The problem with writing a book in verse is, to be successful, it has to sound like you knocked it off on a rainy Friday afternoon. It has to sound easy. When you can do it, it helps tremendously because it's a thing that forces kids to read on. You have this unconsummated feeling if you stop.
―Dr. Seuss
We say that again, to test a multiline attribution of a block quotation. Notice how the dash appears automatically, and that it is a quotation dash in HTML, distinct from other sorts of dashes.
The problem with writing a book in verse is, to be successful, it has to sound like you knocked it off on a rainy Friday afternoon. It has to sound easy. When you can do it, it helps tremendously because it's a thing that forces kids to read on. You have this unconsummated feeling if you stop.
―Dr. Seuss
Children's Author
Sometimes a quote may extend across several paragraphs. Or a balanced pair of quotations marks crosses an XML boundary, so we need left, right, single and double versions. (For example, see Section 24 on poetry.) Here are all four in a haphazard order: ”, ‘, “, ’. These should be a last resort, and not a replacement for the q and sq tags. The left/right versions are used for the following quote from Abraham Lincoln, which we have edited into two paragraphs.
“I am not bound to win, but I am bound to be true.
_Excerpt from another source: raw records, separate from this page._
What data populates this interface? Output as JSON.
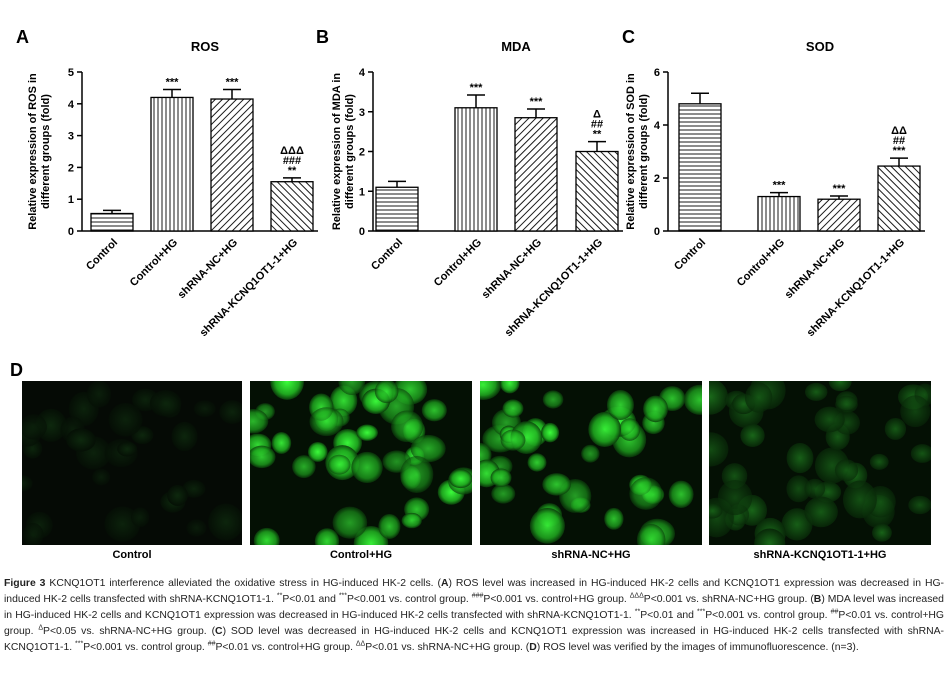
{
  "chart_data": [
    {
      "type": "bar",
      "panel": "A",
      "title": "ROS",
      "ylabel": [
        "Relative expression of ROS in",
        "different groups (fold)"
      ],
      "categories": [
        "Control",
        "Control+HG",
        "shRNA-NC+HG",
        "shRNA-KCNQ1OT1-1+HG"
      ],
      "values": [
        0.55,
        4.2,
        4.15,
        1.55
      ],
      "errors": [
        0.1,
        0.25,
        0.3,
        0.12
      ],
      "annotations": [
        [],
        [
          "***"
        ],
        [
          "***"
        ],
        [
          "ΔΔΔ",
          "###",
          "**"
        ]
      ],
      "patterns": [
        "horizontal",
        "vertical",
        "diag-down",
        "diag-up"
      ],
      "ylim": [
        0,
        5
      ],
      "yticks": [
        0,
        1,
        2,
        3,
        4,
        5
      ]
    },
    {
      "type": "bar",
      "panel": "B",
      "title": "MDA",
      "ylabel": [
        "Relative expression of MDA in",
        "different groups (fold)"
      ],
      "categories": [
        "Control",
        "Control+HG",
        "shRNA-NC+HG",
        "shRNA-KCNQ1OT1-1+HG"
      ],
      "values": [
        1.1,
        3.1,
        2.85,
        2.0
      ],
      "errors": [
        0.15,
        0.32,
        0.22,
        0.25
      ],
      "annotations": [
        [],
        [
          "***"
        ],
        [
          "***"
        ],
        [
          "Δ",
          "##",
          "**"
        ]
      ],
      "patterns": [
        "horizontal",
        "vertical",
        "diag-down",
        "diag-up"
      ],
      "ylim": [
        0,
        4
      ],
      "yticks": [
        0,
        1,
        2,
        3,
        4
      ]
    },
    {
      "type": "bar",
      "panel": "C",
      "title": "SOD",
      "ylabel": [
        "Relative expression of SOD in",
        "different groups (fold)"
      ],
      "categories": [
        "Control",
        "Control+HG",
        "shRNA-NC+HG",
        "shRNA-KCNQ1OT1-1+HG"
      ],
      "values": [
        4.8,
        1.3,
        1.2,
        2.45
      ],
      "errors": [
        0.4,
        0.15,
        0.12,
        0.3
      ],
      "annotations": [
        [],
        [
          "***"
        ],
        [
          "***"
        ],
        [
          "ΔΔ",
          "##",
          "***"
        ]
      ],
      "patterns": [
        "horizontal",
        "vertical",
        "diag-down",
        "diag-up"
      ],
      "ylim": [
        0,
        6
      ],
      "yticks": [
        0,
        2,
        4,
        6
      ]
    }
  ],
  "panel_d": {
    "panel": "D",
    "labels": [
      "Control",
      "Control+HG",
      "shRNA-NC+HG",
      "shRNA-KCNQ1OT1-1+HG"
    ]
  },
  "caption": [
    "Figure 3",
    " KCNQ1OT1 interference alleviated the oxidative stress in HG-induced HK-2 cells. (",
    "A",
    ") ROS level was increased in HG-induced HK-2 cells and KCNQ1OT1 expression was decreased in HG-induced HK-2 cells transfected with shRNA-KCNQ1OT1-1. ",
    "**",
    "P<0.01 and ",
    "***",
    "P<0.001 vs. control group. ",
    "###",
    "P<0.001 vs. control+HG group. ",
    "ΔΔΔ",
    "P<0.001 vs. shRNA-NC+HG group. (",
    "B",
    ") MDA level was increased in HG-induced HK-2 cells and KCNQ1OT1 expression was decreased in HG-induced HK-2 cells transfected with shRNA-KCNQ1OT1-1. ",
    "**",
    "P<0.01 and ",
    "***",
    "P<0.001 vs. control group. ",
    "##",
    "P<0.01 vs. control+HG group. ",
    "Δ",
    "P<0.05 vs. shRNA-NC+HG group. (",
    "C",
    ") SOD level was decreased in HG-induced HK-2 cells and KCNQ1OT1 expression was increased in HG-induced HK-2 cells transfected with shRNA-KCNQ1OT1-1. ",
    "***",
    "P<0.001 vs. control group. ",
    "##",
    "P<0.01 vs. control+HG group. ",
    "ΔΔ",
    "P<0.01 vs. shRNA-NC+HG group. (",
    "D",
    ") ROS level was verified by the images of immunofluorescence. (n=3)."
  ]
}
I am not bound to succeed, but I am bound to live by the light that I have.
I must stand with anybody that stands right, and stand with him while he is right, and part with him when he goes wrong.”
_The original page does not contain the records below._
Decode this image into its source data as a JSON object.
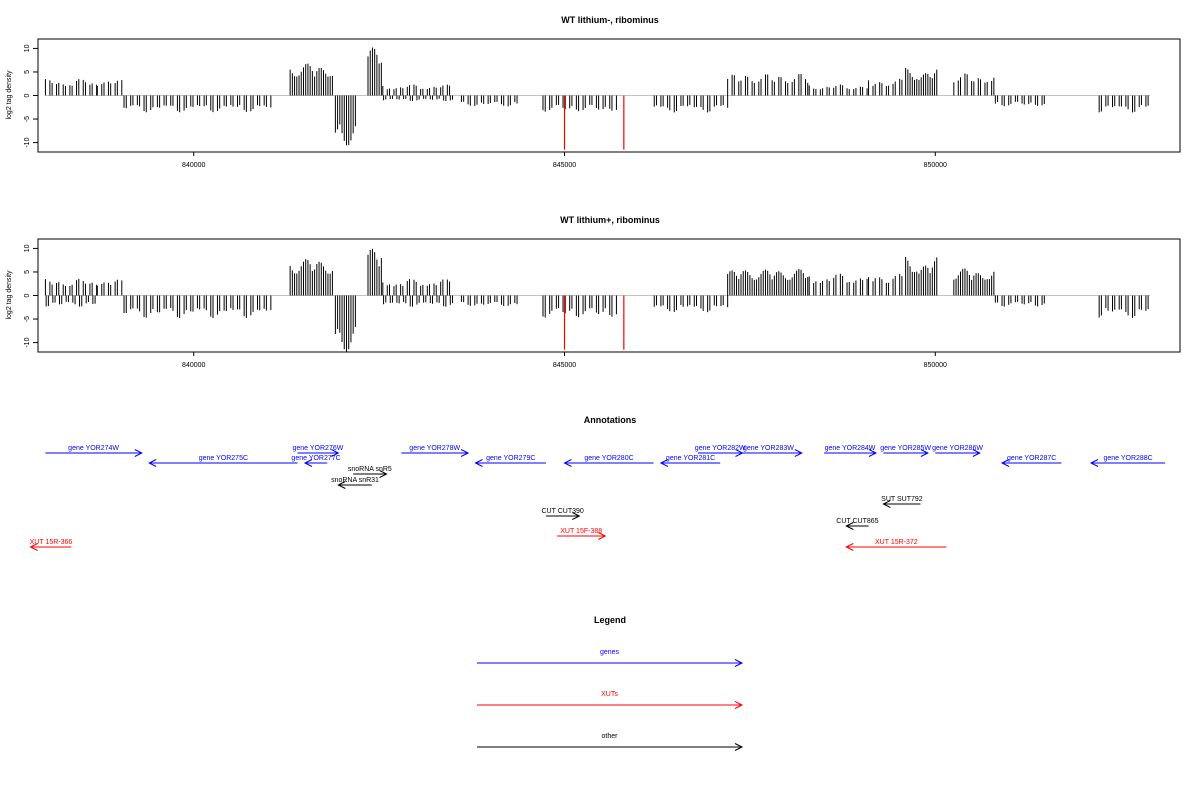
{
  "colors": {
    "genes": "#0000ff",
    "xuts": "#ff0000",
    "other": "#000000",
    "axis": "#000000",
    "highlight": "#ff0000"
  },
  "chart_data": [
    {
      "type": "bar",
      "title": "WT lithium-, ribominus",
      "xlabel": "",
      "ylabel": "log2 tag density",
      "xlim": [
        837900,
        853300
      ],
      "ylim": [
        -12,
        12
      ],
      "xticks": [
        840000,
        845000,
        850000
      ],
      "xtick_labels": [
        "840000",
        "845000",
        "850000"
      ],
      "yticks": [
        -10,
        -5,
        0,
        5,
        10
      ],
      "ytick_labels": [
        "-10",
        "-5",
        "0",
        "5",
        "10"
      ],
      "profile": [
        {
          "from": 838000,
          "to": 838700,
          "sense": 3,
          "anti": 0
        },
        {
          "from": 838700,
          "to": 839050,
          "sense": 3,
          "anti": 0
        },
        {
          "from": 839050,
          "to": 841050,
          "sense": 0,
          "anti": -3
        },
        {
          "from": 841300,
          "to": 841900,
          "sense": 6,
          "anti": 0
        },
        {
          "from": 841900,
          "to": 842200,
          "sense": 0,
          "anti": -9
        },
        {
          "from": 842350,
          "to": 842550,
          "sense": 9,
          "anti": 0
        },
        {
          "from": 842550,
          "to": 843500,
          "sense": 2,
          "anti": -1
        },
        {
          "from": 843600,
          "to": 844400,
          "sense": 0,
          "anti": -2
        },
        {
          "from": 844700,
          "to": 845700,
          "sense": 0,
          "anti": -3
        },
        {
          "from": 846200,
          "to": 847200,
          "sense": 0,
          "anti": -3
        },
        {
          "from": 847200,
          "to": 848300,
          "sense": 4,
          "anti": 0
        },
        {
          "from": 848300,
          "to": 849100,
          "sense": 2,
          "anti": 0
        },
        {
          "from": 849100,
          "to": 849600,
          "sense": 3,
          "anti": 0
        },
        {
          "from": 849600,
          "to": 850050,
          "sense": 5,
          "anti": 0
        },
        {
          "from": 850250,
          "to": 850800,
          "sense": 4,
          "anti": 0
        },
        {
          "from": 850800,
          "to": 851500,
          "sense": 0,
          "anti": -2
        },
        {
          "from": 852200,
          "to": 852900,
          "sense": 0,
          "anti": -3
        }
      ],
      "highlights": [
        {
          "x": 845000,
          "y": -11.5
        },
        {
          "x": 845800,
          "y": -11.5
        }
      ]
    },
    {
      "type": "bar",
      "title": "WT lithium+, ribominus",
      "xlabel": "",
      "ylabel": "log2 tag density",
      "xlim": [
        837900,
        853300
      ],
      "ylim": [
        -12,
        12
      ],
      "xticks": [
        840000,
        845000,
        850000
      ],
      "xtick_labels": [
        "840000",
        "845000",
        "850000"
      ],
      "yticks": [
        -10,
        -5,
        0,
        5,
        10
      ],
      "ytick_labels": [
        "-10",
        "-5",
        "0",
        "5",
        "10"
      ],
      "profile": [
        {
          "from": 838000,
          "to": 838700,
          "sense": 3,
          "anti": -2
        },
        {
          "from": 838700,
          "to": 839050,
          "sense": 3,
          "anti": 0
        },
        {
          "from": 839050,
          "to": 841050,
          "sense": 0,
          "anti": -4
        },
        {
          "from": 841300,
          "to": 841900,
          "sense": 7,
          "anti": 0
        },
        {
          "from": 841900,
          "to": 842200,
          "sense": 0,
          "anti": -10
        },
        {
          "from": 842350,
          "to": 842550,
          "sense": 9,
          "anti": 0
        },
        {
          "from": 842550,
          "to": 843500,
          "sense": 3,
          "anti": -2
        },
        {
          "from": 843600,
          "to": 844400,
          "sense": 0,
          "anti": -2
        },
        {
          "from": 844700,
          "to": 845700,
          "sense": 0,
          "anti": -4
        },
        {
          "from": 846200,
          "to": 847200,
          "sense": 0,
          "anti": -3
        },
        {
          "from": 847200,
          "to": 848300,
          "sense": 5,
          "anti": 0
        },
        {
          "from": 848300,
          "to": 849100,
          "sense": 4,
          "anti": 0
        },
        {
          "from": 849100,
          "to": 849600,
          "sense": 4,
          "anti": 0
        },
        {
          "from": 849600,
          "to": 850050,
          "sense": 7,
          "anti": 0
        },
        {
          "from": 850250,
          "to": 850800,
          "sense": 5,
          "anti": 0
        },
        {
          "from": 850800,
          "to": 851500,
          "sense": 0,
          "anti": -2
        },
        {
          "from": 852200,
          "to": 852900,
          "sense": 0,
          "anti": -4
        }
      ],
      "highlights": [
        {
          "x": 845000,
          "y": -11.5
        },
        {
          "x": 845800,
          "y": -11.5
        }
      ]
    }
  ],
  "annotations": {
    "title": "Annotations",
    "features": [
      {
        "label": "gene YOR274W",
        "start": 838000,
        "end": 839300,
        "strand": "+",
        "row": 0,
        "kind": "genes"
      },
      {
        "label": "gene YOR275C",
        "start": 839400,
        "end": 841400,
        "strand": "-",
        "row": 1,
        "kind": "genes"
      },
      {
        "label": "gene YOR276W",
        "start": 841400,
        "end": 841950,
        "strand": "+",
        "row": 0,
        "kind": "genes"
      },
      {
        "label": "gene YOR277C",
        "start": 841500,
        "end": 841800,
        "strand": "-",
        "row": 1,
        "kind": "genes"
      },
      {
        "label": "gene YOR278W",
        "start": 842800,
        "end": 843700,
        "strand": "+",
        "row": 0,
        "kind": "genes"
      },
      {
        "label": "gene YOR279C",
        "start": 843800,
        "end": 844750,
        "strand": "-",
        "row": 1,
        "kind": "genes"
      },
      {
        "label": "gene YOR280C",
        "start": 845000,
        "end": 846200,
        "strand": "-",
        "row": 1,
        "kind": "genes"
      },
      {
        "label": "gene YOR281C",
        "start": 846300,
        "end": 847100,
        "strand": "-",
        "row": 1,
        "kind": "genes"
      },
      {
        "label": "gene YOR282W",
        "start": 846800,
        "end": 847400,
        "strand": "+",
        "row": 0,
        "kind": "genes"
      },
      {
        "label": "gene YOR283W",
        "start": 847300,
        "end": 848200,
        "strand": "+",
        "row": 0,
        "kind": "genes"
      },
      {
        "label": "gene YOR284W",
        "start": 848500,
        "end": 849200,
        "strand": "+",
        "row": 0,
        "kind": "genes"
      },
      {
        "label": "gene YOR285W",
        "start": 849300,
        "end": 849900,
        "strand": "+",
        "row": 0,
        "kind": "genes"
      },
      {
        "label": "gene YOR286W",
        "start": 850000,
        "end": 850600,
        "strand": "+",
        "row": 0,
        "kind": "genes"
      },
      {
        "label": "gene YOR287C",
        "start": 850900,
        "end": 851700,
        "strand": "-",
        "row": 1,
        "kind": "genes"
      },
      {
        "label": "gene YOR288C",
        "start": 852100,
        "end": 853100,
        "strand": "-",
        "row": 1,
        "kind": "genes"
      },
      {
        "label": "snoRNA snR5",
        "start": 842150,
        "end": 842600,
        "strand": "+",
        "row": 2,
        "kind": "other"
      },
      {
        "label": "snoRNA snR31",
        "start": 841950,
        "end": 842400,
        "strand": "-",
        "row": 3,
        "kind": "other"
      },
      {
        "label": "CUT CUT390",
        "start": 844750,
        "end": 845200,
        "strand": "+",
        "row": 5,
        "kind": "other"
      },
      {
        "label": "SUT SUT792",
        "start": 849300,
        "end": 849800,
        "strand": "-",
        "row": 4,
        "kind": "other"
      },
      {
        "label": "CUT CUT865",
        "start": 848800,
        "end": 849100,
        "strand": "-",
        "row": 6,
        "kind": "other"
      },
      {
        "label": "XUT 15F-388",
        "start": 844900,
        "end": 845550,
        "strand": "+",
        "row": 7,
        "kind": "xuts"
      },
      {
        "label": "XUT 15R-366",
        "start": 837800,
        "end": 838350,
        "strand": "-",
        "row": 8,
        "kind": "xuts"
      },
      {
        "label": "XUT 15R-372",
        "start": 848800,
        "end": 850150,
        "strand": "-",
        "row": 8,
        "kind": "xuts"
      }
    ]
  },
  "legend": {
    "title": "Legend",
    "items": [
      {
        "label": "genes",
        "kind": "genes"
      },
      {
        "label": "XUTs",
        "kind": "xuts"
      },
      {
        "label": "other",
        "kind": "other"
      }
    ]
  }
}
And as a tests, we try some crazy combinations of quotes, which would normally give LaTeX some trouble where the quotation marks are adjacent.
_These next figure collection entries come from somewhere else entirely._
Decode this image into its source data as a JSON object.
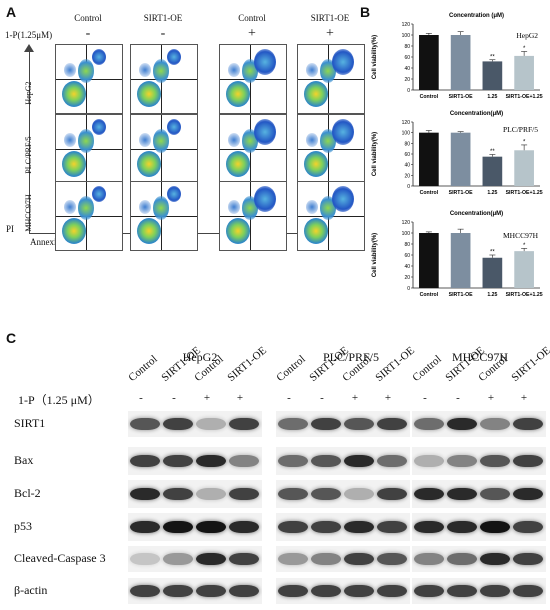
{
  "panel_a": {
    "letter": "A",
    "columns": [
      "Control",
      "SIRT1-OE",
      "Control",
      "SIRT1-OE"
    ],
    "treatment_label": "1-P(1.25μM)",
    "signs": [
      "-",
      "-",
      "+",
      "+"
    ],
    "rows": [
      "HepG2",
      "PLC/PRF/5",
      "MHCC97H"
    ],
    "y_axis": "PI",
    "x_axis": "Annexin V"
  },
  "panel_b": {
    "letter": "B",
    "charts": [
      {
        "title": "Concentration (μM)",
        "cell_line": "HepG2",
        "ylabel": "Cell viability(%)",
        "categories": [
          "Control",
          "SIRT1-OE",
          "1.25",
          "SIRT1-OE+1.25"
        ],
        "values": [
          100,
          100,
          52,
          62
        ],
        "errors": [
          3,
          6,
          3,
          8
        ],
        "sig": [
          "",
          "",
          "**",
          "*"
        ],
        "yticks": [
          "0",
          "20",
          "40",
          "60",
          "80",
          "100",
          "120"
        ]
      },
      {
        "title": "Concentration(μM)",
        "cell_line": "PLC/PRF/5",
        "ylabel": "Cell viability(%)",
        "categories": [
          "Control",
          "SIRT1-OE",
          "1.25",
          "SIRT1-OE+1.25"
        ],
        "values": [
          100,
          100,
          55,
          67
        ],
        "errors": [
          4,
          2,
          4,
          10
        ],
        "sig": [
          "",
          "",
          "**",
          "*"
        ],
        "yticks": [
          "0",
          "20",
          "40",
          "60",
          "80",
          "100",
          "120"
        ]
      },
      {
        "title": "Concentration(μM)",
        "cell_line": "MHCC97H",
        "ylabel": "Cell viability(%)",
        "categories": [
          "Control",
          "SIRT1-OE",
          "1.25",
          "SIRT1-OE+1.25"
        ],
        "values": [
          100,
          100,
          55,
          67
        ],
        "errors": [
          2,
          7,
          5,
          5
        ],
        "sig": [
          "",
          "",
          "**",
          "*"
        ],
        "yticks": [
          "0",
          "20",
          "40",
          "60",
          "80",
          "100",
          "120"
        ]
      }
    ]
  },
  "chart_data": [
    {
      "type": "bar",
      "title": "Concentration (μM)",
      "ylabel": "Cell viability(%)",
      "ylim": [
        0,
        120
      ],
      "categories": [
        "Control",
        "SIRT1-OE",
        "1.25",
        "SIRT1-OE+1.25"
      ],
      "values": [
        100,
        100,
        52,
        62
      ],
      "annotations": [
        "HepG2",
        "**",
        "*"
      ]
    },
    {
      "type": "bar",
      "title": "Concentration(μM)",
      "ylabel": "Cell viability(%)",
      "ylim": [
        0,
        120
      ],
      "categories": [
        "Control",
        "SIRT1-OE",
        "1.25",
        "SIRT1-OE+1.25"
      ],
      "values": [
        100,
        100,
        55,
        67
      ],
      "annotations": [
        "PLC/PRF/5",
        "**",
        "*"
      ]
    },
    {
      "type": "bar",
      "title": "Concentration(μM)",
      "ylabel": "Cell viability(%)",
      "ylim": [
        0,
        120
      ],
      "categories": [
        "Control",
        "SIRT1-OE",
        "1.25",
        "SIRT1-OE+1.25"
      ],
      "values": [
        100,
        100,
        55,
        67
      ],
      "annotations": [
        "MHCC97H",
        "**",
        "*"
      ]
    }
  ],
  "panel_c": {
    "letter": "C",
    "groups": [
      "HepG2",
      "PLC/PRF/5",
      "MHCC97H"
    ],
    "conditions": [
      "Control",
      "SIRT1-OE",
      "Control",
      "SIRT1-OE"
    ],
    "treatment_label": "1-P（1.25 μM）",
    "signs": [
      "-",
      "-",
      "+",
      "+"
    ],
    "proteins": [
      "SIRT1",
      "Bax",
      "Bcl-2",
      "p53",
      "Cleaved-Caspase 3",
      "β-actin"
    ]
  },
  "colors": {
    "bar_control": "#111111",
    "bar_sirt1": "#7d8ea0",
    "bar_treat": "#4a5868",
    "bar_combo": "#b6c4ca"
  }
}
“we use ‘single quotes inside of double quotes’”
‘“double quotes inside of single quotes” with more’
“‘single quotes tight inside of double quotes’”
‘“double quotes tight inside of single quotes”’
An “‘‘“absurd test”’’” of two adjacent single quotes inside a pair of double quotes
you would never do this, but a ‘‘pair of single quotes’’
N.B. We have taken no special care to protect against interactions of the actual quote characters (described above) in LaTeX with themselves, or with the grouping tags.
Subsection8.5Groupings
It is possible to make some other groupings like quotations, such as {some emphasized text grouped within braces}, or [a Book Title inside brackets], 〈some foreign words inside angle brackets〉, or ⟦just a bit of text within double brackets⟧. Some of these are used extensively by scholars who study texts to note various restorations or deletions.
Subsection8.6Biological Names
The taxon element can be used all by itself to get an italicized scientific name, as in Escherichia coli. It can also be structured with the elements genus and species, as in using both together in Cyclops kolensis. Or the subelements can be used individually. Rules for capitalization are presently your responsibility as an author. Possible improvements include new subelements, attributes for database identifiers, and checks on capitalization. Also, we might automatically abbreviate the genus after first use.
There is an attribute, @ncbi that you can use on the taxon element to precisely identify the organism you are discussing using an identification number from the National Center for Biotechnology Information. Their taxonomy is at www.ncbi.nlm.nih.gov/taxonomy. Right now, we do not do anything with this attribute, but things like links are certainly possible. See the source of this document to see it in use with Drosophila miranda which could be used to construct a link to further information via id number or even further information via just the name.
Subsection8.7Verbatim in titles, \a&b#c%d~e{f}g$h_i^j, OK
You can test the migration of the LaTeX special characters in this section title by requesting a 2-deep Table of Contents with --stringparam toc.level 2.